Following his guilty plea, the probation department prepared a presentence report
which, as revised, calculated a guideline range of 46 to 57 months. As it happened,
however, the Supreme Court decided Booker on January 12, 2005, before the district
court sentenced Sparks. Clearly, the district court considered that the proposed guideline
range was too low as on January 14, 2005, it entered an order taking note of Booker and
indicating that it had discretion to deviate from what, under Booker, had become an
“advisory” guideline range. Thus, the court in its order advised Sparks that it was
considering imposing a sentence “substantially” above the guideline range but was giving
him an opportunity to file a motion to withdraw his plea of guilty.

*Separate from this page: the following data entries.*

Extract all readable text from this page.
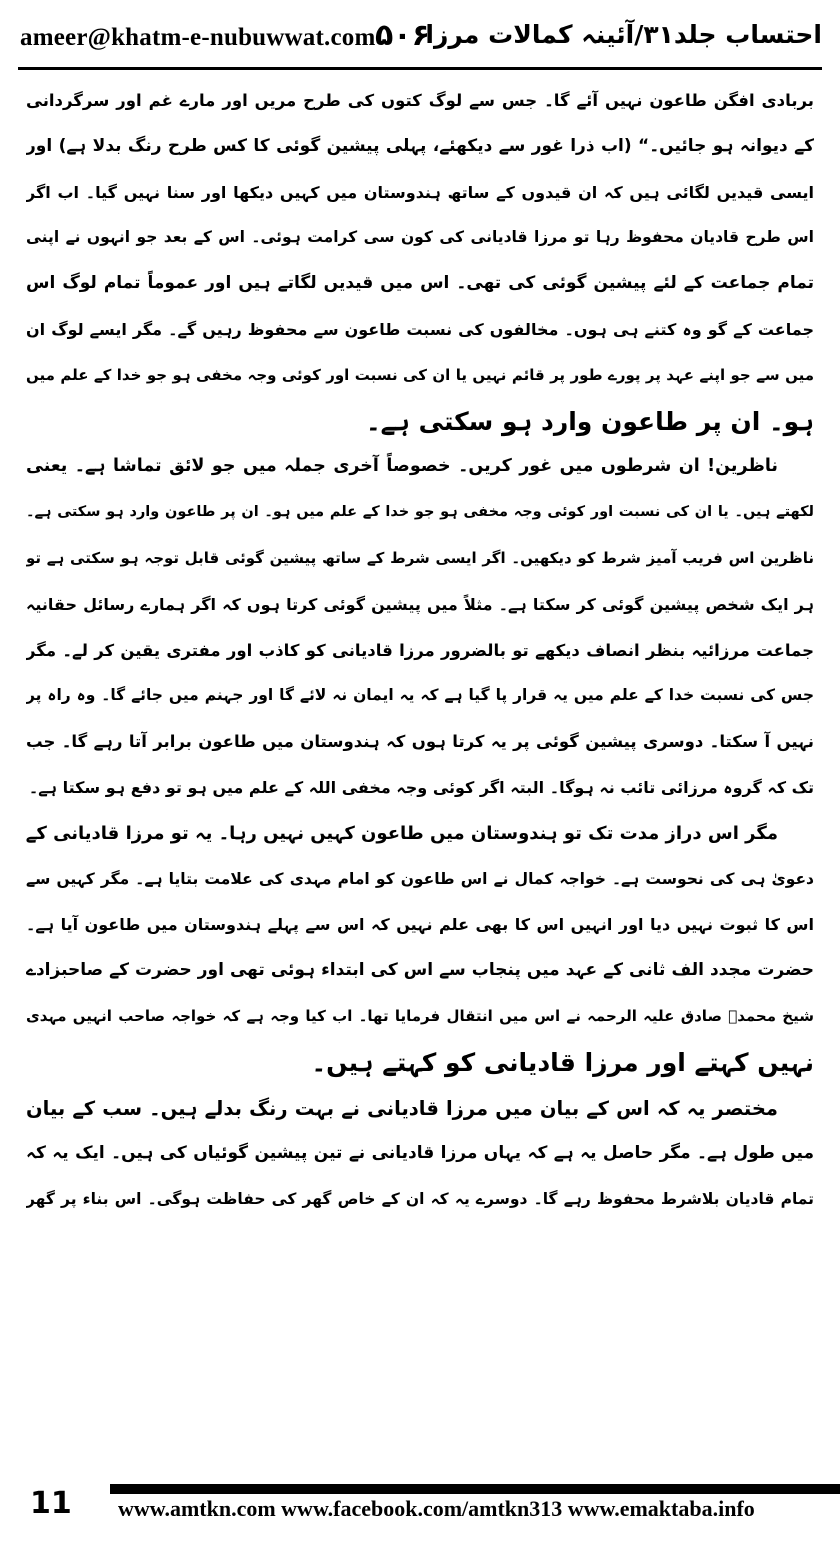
ameer@khatm-e-nubuwwat.com ۵۰۶
احتساب جلد۳۱/آئینہ کمالات مرزا
بربادی افگن طاعون نہیں آئے گا۔ جس سے لوگ کتوں کی طرح مریں اور مارے غم اور سرگردانی
کے دیوانہ ہو جائیں۔“ (اب ذرا غور سے دیکھئے، پہلی پیشین گوئی کا کس طرح رنگ بدلا ہے) اور
ایسی قیدیں لگائی ہیں کہ ان قیدوں کے ساتھ ہندوستان میں کہیں دیکھا اور سنا نہیں گیا۔ اب اگر
اس طرح قادیان محفوظ رہا تو مرزا قادیانی کی کون سی کرامت ہوئی۔ اس کے بعد جو انہوں نے اپنی
تمام جماعت کے لئے پیشین گوئی کی تھی۔ اس میں قیدیں لگاتے ہیں اور عموماً تمام لوگ اس
جماعت کے گو وہ کتنے ہی ہوں۔ مخالفوں کی نسبت طاعون سے محفوظ رہیں گے۔ مگر ایسے لوگ ان
میں سے جو اپنے عہد پر پورے طور پر قائم نہیں یا ان کی نسبت اور کوئی وجہ مخفی ہو جو خدا کے علم میں
ہو۔ ان پر طاعون وارد ہو سکتی ہے۔
ناظرین! ان شرطوں میں غور کریں۔ خصوصاً آخری جملہ میں جو لائق تماشا ہے۔ یعنی
لکھتے ہیں۔ یا ان کی نسبت اور کوئی وجہ مخفی ہو جو خدا کے علم میں ہو۔ ان پر طاعون وارد ہو سکتی ہے۔
ناظرین اس فریب آمیز شرط کو دیکھیں۔ اگر ایسی شرط کے ساتھ پیشین گوئی قابل توجہ ہو سکتی ہے تو
ہر ایک شخص پیشین گوئی کر سکتا ہے۔ مثلاً میں پیشین گوئی کرتا ہوں کہ اگر ہمارے رسائل حقانیہ
جماعت مرزائیہ بنظر انصاف دیکھے تو بالضرور مرزا قادیانی کو کاذب اور مفتری یقین کر لے۔ مگر
جس کی نسبت خدا کے علم میں یہ قرار پا گیا ہے کہ یہ ایمان نہ لائے گا اور جہنم میں جائے گا۔ وہ راہ پر
نہیں آ سکتا۔ دوسری پیشین گوئی پر یہ کرتا ہوں کہ ہندوستان میں طاعون برابر آتا رہے گا۔ جب
تک کہ گروہ مرزائی تائب نہ ہوگا۔ البتہ اگر کوئی وجہ مخفی اللہ کے علم میں ہو تو دفع ہو سکتا ہے۔
مگر اس دراز مدت تک تو ہندوستان میں طاعون کہیں نہیں رہا۔ یہ تو مرزا قادیانی کے
دعویٰ ہی کی نحوست ہے۔ خواجہ کمال نے اس طاعون کو امام مہدی کی علامت بتایا ہے۔ مگر کہیں سے
اس کا ثبوت نہیں دیا اور انہیں اس کا بھی علم نہیں کہ اس سے پہلے ہندوستان میں طاعون آیا ہے۔
حضرت مجدد الف ثانی کے عہد میں پنجاب سے اس کی ابتداء ہوئی تھی اور حضرت کے صاحبزادے
شیخ محمدؒ صادق علیہ الرحمہ نے اس میں انتقال فرمایا تھا۔ اب کیا وجہ ہے کہ خواجہ صاحب انہیں مہدی
نہیں کہتے اور مرزا قادیانی کو کہتے ہیں۔
مختصر یہ کہ اس کے بیان میں مرزا قادیانی نے بہت رنگ بدلے ہیں۔ سب کے بیان
میں طول ہے۔ مگر حاصل یہ ہے کہ یہاں مرزا قادیانی نے تین پیشین گوئیاں کی ہیں۔ ایک یہ کہ
تمام قادیان بلاشرط محفوظ رہے گا۔ دوسرے یہ کہ ان کے خاص گھر کی حفاظت ہوگی۔ اس بناء پر گھر
11 www.amtkn.com www.facebook.com/amtkn313 www.emaktaba.info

After the court entered its January 14, 2005 order, Sparks knew from the plea
agreement and the January 14, 2005 order that the government could recommend that the
court impose the maximum sentence allowed by law,1 the guidelines had become
1
1 He does not contend that the court imposed a sentence that exceeded that maximum
2 sentence allowed by law.
2
advisory, and the court was considering imposing a sentence substantially above the
guideline range. Nevertheless, Sparks did not seek to withdraw his guilty plea. The court
further emphasized the possibility that it would sentence Sparks to a sentence in excess of
the range set forth in the presentence report when on February 22, 2005, it directed the
government to file a motion for an upward departure from the proposed guideline range in
the presentence report. The government subsequently filed that motion and, though
Sparks filed a brief in opposition to the motion for the upward departure, he did not seek
to withdraw his guilty plea. On May 19, 2005, the court increased Spark’s guideline
range to 70 to 87 months predicated on a 4-level upward departure. Then, on June 3,
2005, the court sentenced Sparks to a ten-year term of imprisonment to run consecutively
to the sentence he then was serving to be followed by a three-year period of supervised
release.
Sparks’ appeal raises the following issues:
The district court erred in imposing a sentence above the advisory
guidelines based on Booker, because [the sentence] violates the ex post
facto clause of the United States Constitution.
The district court erred in imposing a sentence above the advisory
guideline, because the factors upon which the upward departure was based
were already adequately considered by the sentence commission and such
upward departure constituted double counting.
Appellant’s br. at 2.
We reject Sparks’ ex post facto argument as our opinion in United States v.
Pennavaria,
445 F.3d 720 (3d Cir. 2006), forecloses it. In Pennavaria we explained that
3
the Supreme Court in Booker said that that case applied to all cases then on direct review.
Id. at 723. Accordingly, it logically follows that Booker must apply in this case in which
the district court imposed the sentence after the Court decided Booker. Thus, we cannot
find that there is an ex post facto violation in this case unless we disregard Booker, a step
we will not take.
We also reject Spark’s second argument. In light of the brutal beating that Sparks
inflicted on Woodland and Woodland’s terrible injuries, the district court was justified in
concluding that the proposed 46 to 57-month sentencing range was unreasonably low.
Overall, it is clear that the court was fully justified in imposing the sentence it did.
The judgment of conviction and sentence entered June 3, 2005, will be affirmed.